This Deliverable opens the phase of the Project dedicated to the provision of the speech and audio data required for completion of laboratory tests aiming to assess the voice biometrics and enhancing modules of the TBAS, the Trusted Biometric Authentication Platform envisaged by OCTAVE. The subsequent Deliverables, namely “Corpora collection” and “Spoofing corpora”, will close that phase. The Deliverable is organised as described below.

The first chapter introduces the “spoken corpora” as a linguistic resource, and outlines the main characteristics we have to look for, when considering the use of a corpus in voice biometric assessment. An explanation of the importance and the function of the present report in the project, concludes the chapter.

In the second chapter, after framing the role of speech corpora in research and development of speaker verification technologies, provides a history and review of activities, organisations, and projects, devoted to the topic of voice corpora, or in general on “linguistic resources”. The chapter also discusses and justifies the main characteristics that a speech corpus must have.

The third chapter is dedicated to the description of linguistic resources available in OCTAVE and useful to its objectives. The strategies implemented to collect this info, and the resulting material are then illustrated in detail, first on the basis of the selected language for the speech material and then focusing on noise corpora. Thereafter, spoofing corpora are introduced and reviewed, as a forward reference to a subsequent Deliverable.

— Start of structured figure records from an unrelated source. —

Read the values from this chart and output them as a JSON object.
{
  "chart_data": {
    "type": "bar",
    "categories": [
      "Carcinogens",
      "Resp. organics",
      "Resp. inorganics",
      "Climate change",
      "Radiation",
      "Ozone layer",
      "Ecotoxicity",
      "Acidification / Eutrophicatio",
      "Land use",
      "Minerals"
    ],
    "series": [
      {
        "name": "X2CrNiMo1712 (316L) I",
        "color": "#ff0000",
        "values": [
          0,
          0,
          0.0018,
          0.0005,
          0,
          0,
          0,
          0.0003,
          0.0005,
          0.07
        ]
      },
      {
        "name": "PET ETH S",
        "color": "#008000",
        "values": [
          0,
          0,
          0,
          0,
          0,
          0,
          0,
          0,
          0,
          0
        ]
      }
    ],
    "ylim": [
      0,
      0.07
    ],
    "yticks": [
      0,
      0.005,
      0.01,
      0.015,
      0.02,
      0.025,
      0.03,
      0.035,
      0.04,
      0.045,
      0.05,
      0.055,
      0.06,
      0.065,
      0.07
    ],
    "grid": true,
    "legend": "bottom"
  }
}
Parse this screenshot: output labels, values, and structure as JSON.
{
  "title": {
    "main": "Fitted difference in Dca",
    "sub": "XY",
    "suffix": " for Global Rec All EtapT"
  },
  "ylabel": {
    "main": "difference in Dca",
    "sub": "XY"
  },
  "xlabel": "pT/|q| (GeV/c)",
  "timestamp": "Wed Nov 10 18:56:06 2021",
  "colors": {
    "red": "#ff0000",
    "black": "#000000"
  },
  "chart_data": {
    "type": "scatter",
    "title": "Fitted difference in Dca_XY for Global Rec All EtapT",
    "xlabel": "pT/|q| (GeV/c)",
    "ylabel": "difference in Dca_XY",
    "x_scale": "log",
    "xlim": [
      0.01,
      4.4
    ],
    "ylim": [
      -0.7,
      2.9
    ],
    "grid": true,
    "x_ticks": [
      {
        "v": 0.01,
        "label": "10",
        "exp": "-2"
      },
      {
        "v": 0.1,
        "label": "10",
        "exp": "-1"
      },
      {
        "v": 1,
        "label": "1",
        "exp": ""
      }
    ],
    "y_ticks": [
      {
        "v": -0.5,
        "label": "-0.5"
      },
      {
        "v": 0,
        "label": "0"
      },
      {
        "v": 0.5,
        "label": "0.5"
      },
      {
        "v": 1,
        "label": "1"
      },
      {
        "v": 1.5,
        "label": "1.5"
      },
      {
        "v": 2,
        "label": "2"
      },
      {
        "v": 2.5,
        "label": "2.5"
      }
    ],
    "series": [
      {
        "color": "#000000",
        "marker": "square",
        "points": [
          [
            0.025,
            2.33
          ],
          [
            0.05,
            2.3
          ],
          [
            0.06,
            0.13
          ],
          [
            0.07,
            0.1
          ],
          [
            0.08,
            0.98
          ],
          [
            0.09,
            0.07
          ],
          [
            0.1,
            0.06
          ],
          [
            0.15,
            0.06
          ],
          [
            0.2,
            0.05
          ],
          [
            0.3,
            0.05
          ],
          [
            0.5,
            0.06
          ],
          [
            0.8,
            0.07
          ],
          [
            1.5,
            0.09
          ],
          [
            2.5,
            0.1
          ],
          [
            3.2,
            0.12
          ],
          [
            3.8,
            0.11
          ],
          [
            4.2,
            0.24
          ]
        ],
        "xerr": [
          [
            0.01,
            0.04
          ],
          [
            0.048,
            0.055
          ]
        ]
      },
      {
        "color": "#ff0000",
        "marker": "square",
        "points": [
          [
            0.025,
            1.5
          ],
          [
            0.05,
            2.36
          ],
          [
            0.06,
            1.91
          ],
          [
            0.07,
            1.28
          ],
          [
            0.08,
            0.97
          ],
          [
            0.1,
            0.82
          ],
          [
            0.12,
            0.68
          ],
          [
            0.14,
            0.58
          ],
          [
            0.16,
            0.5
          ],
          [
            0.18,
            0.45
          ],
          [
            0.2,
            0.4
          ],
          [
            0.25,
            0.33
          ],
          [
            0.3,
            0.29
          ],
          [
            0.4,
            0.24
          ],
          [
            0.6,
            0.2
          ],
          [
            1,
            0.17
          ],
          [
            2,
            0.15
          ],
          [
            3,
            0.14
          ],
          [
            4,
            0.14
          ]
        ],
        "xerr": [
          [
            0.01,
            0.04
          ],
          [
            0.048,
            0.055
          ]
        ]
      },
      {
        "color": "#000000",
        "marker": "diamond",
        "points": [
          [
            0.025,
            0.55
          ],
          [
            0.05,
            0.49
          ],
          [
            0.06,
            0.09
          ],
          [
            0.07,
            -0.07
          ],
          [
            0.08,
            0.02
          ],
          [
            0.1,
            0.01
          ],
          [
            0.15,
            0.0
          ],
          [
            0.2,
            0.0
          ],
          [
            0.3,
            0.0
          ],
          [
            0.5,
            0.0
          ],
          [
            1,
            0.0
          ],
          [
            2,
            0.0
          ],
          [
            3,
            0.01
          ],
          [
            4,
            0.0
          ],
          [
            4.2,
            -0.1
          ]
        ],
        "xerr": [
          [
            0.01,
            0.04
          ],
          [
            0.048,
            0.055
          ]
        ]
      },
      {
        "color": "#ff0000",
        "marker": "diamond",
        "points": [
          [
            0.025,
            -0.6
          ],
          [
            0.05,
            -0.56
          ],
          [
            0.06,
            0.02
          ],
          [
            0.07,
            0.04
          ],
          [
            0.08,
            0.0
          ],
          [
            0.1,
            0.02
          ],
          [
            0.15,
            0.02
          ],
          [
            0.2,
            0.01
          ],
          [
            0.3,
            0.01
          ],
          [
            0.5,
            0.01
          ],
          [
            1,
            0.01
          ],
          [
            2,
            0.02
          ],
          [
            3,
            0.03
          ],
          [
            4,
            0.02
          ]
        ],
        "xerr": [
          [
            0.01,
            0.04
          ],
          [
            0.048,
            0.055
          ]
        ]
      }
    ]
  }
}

The fourth chapter is of crucial value: here we exploit the concept of “corpus of corpora” already announced in the OCTAVE Technical Plan, as one of relevant role for the Project. Moreover, the necessary standards and formats required for the “corpus of corpora” are defined, as well as possible software tools for its management. A forecast of the corpora that might be used to assess the various test conditions defined in the defined plan, is also provided. A preview of the activities planned for the next stages of work, and particularly for the forthcoming “corpora collection” report, concludes chapter 4.

A conclusion section summarizes key points, advantages, risks and mitigation measures of the proposed approach to vocal corpora for the objectives of OCTAVE.

Source: WP 7 Test and Verification

Dissemination level: Confidential. A public version of this report is available as Deliverable D55.